Ich fragte mich, ob sie etwas mit diesem Polizisten hatte, und gestand mir ein, in diesem Moment so etwas wie Eifersucht zu verspüren.
Vor einem Gartentor aus grau lackierten Metallstreben und mit einem hässlichen Türknauf, wie man sie selbst vor dreißig Jahren nur mehr an ganz wenige Menschen verkaufen konnte, kam ich zu stehen. Frantisek stand neben der Glocke und ich betätigte diese trotz der vorgerückten Stunde. Durch einen der Gitterstäbe konnte ich sehen, wie sich etwas im Haus bewegte. Ein besonders schlauer Zeitgenosse schob einen Vorhang etwas zur Seite und blickte zum Gartentor. Ich drückte nochmals den Knopf. Diesmal so lange, dass ich das Summen bis zu mir auf die Straße hören konnte. Kein Wunder, hier war es so ruhig, dass ein Mäusefurz als nächtliche Ruhestörung zur Anzeige gebracht worden wäre. Der Vorhang fiel in seine Ausgangsposition zurück.

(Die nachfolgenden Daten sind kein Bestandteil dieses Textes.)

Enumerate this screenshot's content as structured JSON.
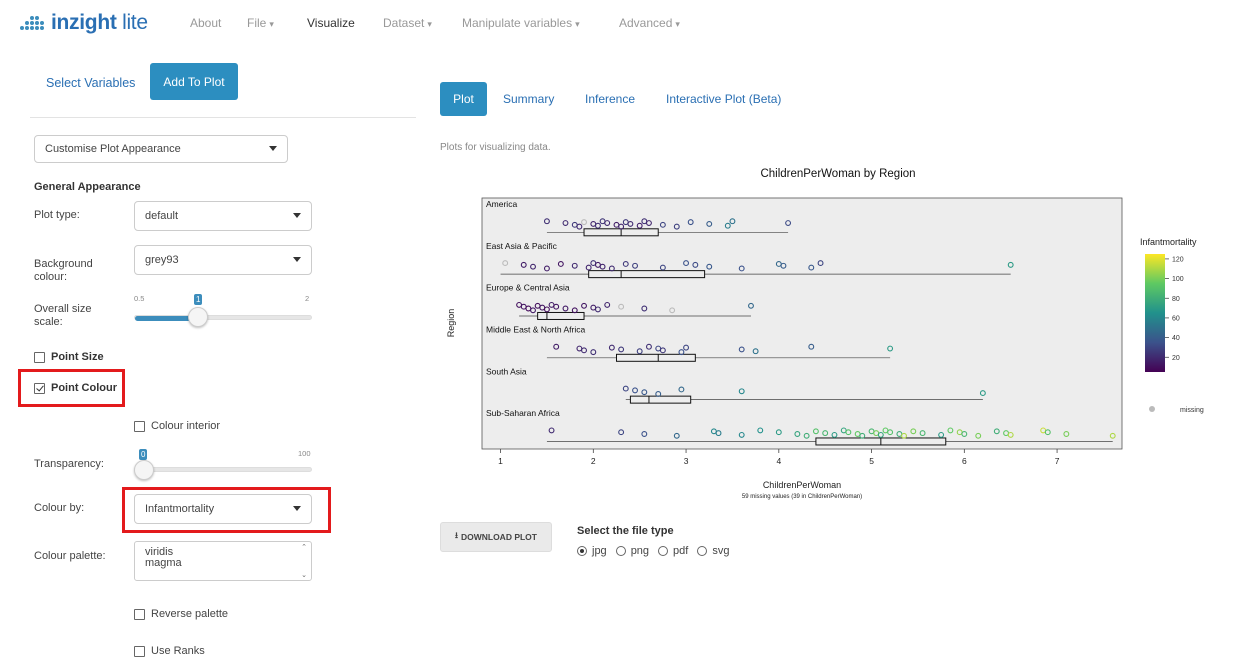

„Gehen Sie weg, sonst hole ich die Polizei!“, tönte eine blecherne Stimme aus dem Lautsprecher.
„Machen Sie das, die freut sich sicher, Herrn Renko endlich verhören zu können.“
Ein Summen ertönte und ich konnte die Tür aufdrücken. Ich ging über einen mit Steinplatten ausgelegten Weg auf drei Stufen zu, die in das Haus führten. Die Eingangstür, in deren Blatt einige bunte Milchglasscheiben eingelassen waren, wurde von einem Mann um die vierzig geöffnet. Er trug ein altes, ausgewaschenes T-Shirt und Boxershorts. An den Füßen Sandalen. Er fuchtelte mit der Rechten durch die Luft und zischte in meine Richtung: „Schnell, machen Sie schon, nicht dass Sie jemand sieht.“
Ich liebe diese Wiener Außenbezirke. Jeder behält den anderen im Auge. Untertags lächeln sich die Nachbarn freundlich zu und am Abend zerreißen sie sich das Maul über den andern. Rundumüberwachung. Nicht einmal der Innenminister in einem Polizeistaat würde so etwas derart lückenlos und flächendeckend hinbekommen. Frantisek zog mich ins Haus und drückte eilig die Tür zu. Er musterte mich. Ich war unrasiert, mein hellblaues Jackett sicher zerdrückt und mein Hemd hatte am Hals seit dem Mittagessen einen Fleck. Aber es ging hier nicht um mich.